Esiste una comunità, a Gallipoli, come l'inverno: c'è, ma non del tutto.
Approfitta giusto di quei dieci giorni, invade la città, infiltrandosi nelle strade, sbattendo le porte delle case, scomponendo le tovaglie, soffiando fumo fuori dai locali.
Non si fa in tempo ad organizzarsi, ad acquistare qualcosa ai saldi, ché non vale la pena, è già passato, è già andata via; come il freddo, a parte qualche giorno di tramontana, tale comunità non appartiene a questo posto.
È destinata ad altre latitudini, come l'inverno, dove colora di grossi maglioni e cappotti sale da the eleganti e raffinate, uffici, ospedali, scuole, studi professionali; si muove nella neve, nella pioggia, nella sincronia di meccanismi lontani, scopre altri panorami, bellezze e fisionomie.
Come il vento, perde un po' l'accento, acquista altri profumi, e ritorna.
Così partiamo, dopo le scuole o addirittura dopo l'università, senza che nessuno in effetti ci abbia mandato via, chiedendoci ma perché allora, come mi è venuto in mente, chi mi ha fatto la valigia?
Negli inverni altrove scopriamo come tutti, ovunque, conoscano la nostra città: ce ne parlano con occhi ancora estasiati dal mare, dalle sagre di paese, dai concerti di pizzica; il nostro essere salentini diventa un accessorio all'ultima moda; conoscenti, amici, vengono a trovarci, scendono da noi, d'estate, si piluccano in grasse mangiate, larghe nuotate, serate divertenti e notti che deragliano nella mattina, ridendo di un simpatico dialetto che assomiglia ad altre civiltà.
In effetti, anche noi venti invernali, una volta sboccati sul lungomare, non possiamo non essere d'accordo; il rifiuto degli emigrati diventa orgoglio; nei nostri andirivieni notiamo quel che c'è di diverso dall'ultima volta, quello che sempre ci affascina e quello che continua a disgustarci nel più profondo dell'anima.
Eppure c'è quel che cambia, quel che di bello ci accoglie di Gallipoli.

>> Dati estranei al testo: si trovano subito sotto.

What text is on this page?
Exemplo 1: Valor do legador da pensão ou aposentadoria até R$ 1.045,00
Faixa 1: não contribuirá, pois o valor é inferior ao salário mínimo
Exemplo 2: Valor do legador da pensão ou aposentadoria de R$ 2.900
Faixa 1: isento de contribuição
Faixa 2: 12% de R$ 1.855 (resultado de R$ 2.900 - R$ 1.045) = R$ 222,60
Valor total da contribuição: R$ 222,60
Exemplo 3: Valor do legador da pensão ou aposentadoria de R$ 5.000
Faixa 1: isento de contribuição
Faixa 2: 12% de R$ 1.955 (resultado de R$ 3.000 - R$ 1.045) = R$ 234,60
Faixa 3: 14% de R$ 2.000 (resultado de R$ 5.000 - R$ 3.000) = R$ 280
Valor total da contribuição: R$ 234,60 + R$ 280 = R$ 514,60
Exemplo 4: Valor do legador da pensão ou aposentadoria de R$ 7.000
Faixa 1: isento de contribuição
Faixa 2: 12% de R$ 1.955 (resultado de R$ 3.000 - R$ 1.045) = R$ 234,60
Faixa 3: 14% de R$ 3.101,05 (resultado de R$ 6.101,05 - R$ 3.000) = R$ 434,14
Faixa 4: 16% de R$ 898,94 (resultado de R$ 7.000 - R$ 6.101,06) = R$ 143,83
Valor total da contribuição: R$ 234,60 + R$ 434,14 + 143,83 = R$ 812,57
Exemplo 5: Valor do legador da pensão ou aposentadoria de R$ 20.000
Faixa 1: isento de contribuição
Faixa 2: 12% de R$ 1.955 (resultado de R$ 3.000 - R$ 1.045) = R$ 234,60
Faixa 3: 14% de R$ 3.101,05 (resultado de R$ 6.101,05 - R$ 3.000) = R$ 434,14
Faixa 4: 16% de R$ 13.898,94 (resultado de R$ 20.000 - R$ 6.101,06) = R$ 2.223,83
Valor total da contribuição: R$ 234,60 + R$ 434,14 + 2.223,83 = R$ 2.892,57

Un palazzo del centro storico ristrutturato. Già, i palazzi. Sono bellissimi.
I vostri occhi siamo noi.
Basterebbe poco, pensiamo. Coraggio. Aprite un locale dove andare il sabato sera. Chiudete il traffico della domenica. Pulite le spiagge. Non spennate i turisti che mangiano il pesce. Non rendete Gallipoli uno squallido mercato. Ogni tanto, guardatevi intorno, leggete, dialogate.
Pensiamo tante cose che non osiamo chiedere, sentendoci ospiti, sentendo che in fondo ogni passo in avanti è un favore che ci fate, una scommessa sul futuro che rileveremo, mentre noi ci raffreddiamo dentro inverni molto efficienti, gratificati da sconosciuti, impegnandoci il doppio, il triplo, di quello che richiede la media, eccellendo in tutti i settori, seminando meridionale generosità, sfoggiando sorrisi.
Figli del vostro scontento.
Questo è il vostro prodotto, questo il nostro ringraziamento.
Vogliamo toglierci la vestaglia e ripulirci, allora?